Piercing (2018) | Dir. Nicolas Pesce | Cast: Christopher Abbott, Laia Costa, Mia Wasikowska, Olivia Bond | Writers: Nicolas Pesce, Ryû Murakami (novel)
The Italian Giallo films of the 1970’s have recently fallen back into favour with a certain kind of cinephile; stylishly pulpy slashers and thrillers produced by auteurs like Dario Argento and Lucio Fulci have become more likely to be embraced by the arthouse than modern horror fans. Just take a look at the films most nakedly influenced by the genre in recent years - Peter Strickland’s Berberian Sound Studio and the collected works of Belgian directors Hélène Cattet and Bruno Forzani. These are films crafted by people who love the genre, and yet they are also fairly tiresome academic essays on the conventions that bind the stereotypical Giallo film together. A deliriously trashy and purely visceral cinematic experience has become (whisper it) somewhat highbrow.
Director Nicolas Pesce, hot off his cult hit The Eyes of My Mother, has decided to take a stab at Giallo with this adaptation of Ryu Murakami’s novel of the same name. It’s a peculiar novel to adapt in such a pronounced style, especially considering that Murakami’s works are often described as the closest thing you can get to David Lynch in a literary format. However, by adapting with a Giallo style, albeit one comparatively muted to other recent works attempting to imitate the genre, its intellectual aspirations are laid bare. What would otherwise be a recognisably twisty thriller instead transforms into something approaching a critical analysis of conventional gender roles within one of horror’s more regressive sub-genres. It sounds interesting on paper, but as it explores ideas so similar to narratively bolder Murakami adaptations (most notably Takashi Miike’s Audition), it can’t help but feel decidedly unengaging thematically.
Transported from Japan to an uncanny valley New York City, Christopher Abbott stars as Reed, a new father who suffers from violent delusions; we’re introduced to him preparing to murder his baby child, only for the baby to “speak” to him and tell him to kill a prostitute instead. So, he leaves his wife (Victoria’s Laia Costa) and child behind and checks into a hotel, devising an ill thought out plan to lure his victim into a false sense of security under the pretence of fairly vanilla S&M. When Jackie (Mia Wasikowska) arrives, Reed almost straight away offends her due to his sheer discomfort at being thrown into a sexual situation with a woman who isn’t his wife - which quickly leads her to commit an act of self harm that drastically changes his murderous plans.

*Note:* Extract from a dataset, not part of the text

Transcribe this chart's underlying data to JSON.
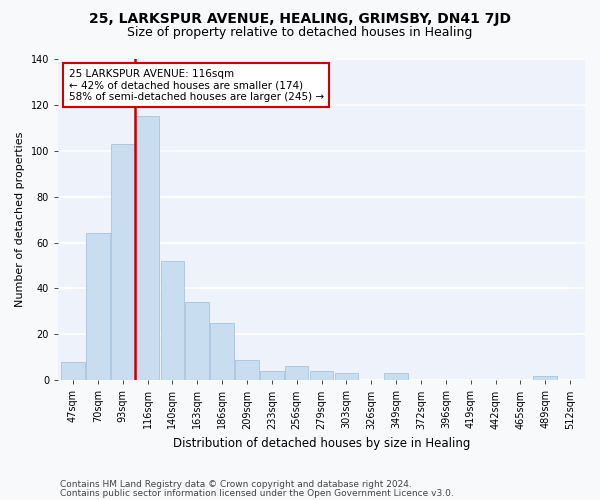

In its early stages, it’s easy to be seduced purely by Pesce’s stylistic mimicry; an opening “Our Feature Presentation” title card straight out of a 70’s grindhouse theatre is the perfect introduction to these cinematic thrills, before we’re swooped away into a New York City landscape that feels like it was painstakingly crafted using miniatures. There’s a woozy, neon lighting scheme along the skyline that, when projected onto apartment blocks that look like Lego bricks, creates a disorienting effect that (at least initially) gets you into the surreal, untrustworthy mindset of this film. This mindset is aided by a brilliantly muted performance from Christopher Abbott, whose mild mannered nature makes him even more viable as a psychopathic presence.
But when the narrative machinations start pulling into gear, and the film starts to reveal that these specific archetypes may not be as commanding as we’re lead to believe, no amount of style can stop the overarching familiarity. The analysis of gender roles feels of apiece with those in Audition, but whereas Miike brought those to a bloody, natural conclusion, Pesce remains somewhat distant, ending on an inconclusive note that doesn’t add any further complexity to what has been discussed before. At a certain stage, it becomes less of a hallucinatory nightmare in the vein of Audition, and far closer to an allegorical examination of the very nature of fetish, like Phantom Thread with more gore and significantly less charm. To say more would be to spoil, but these ideas have been explored better (and in some cases, bloodier) elsewhere.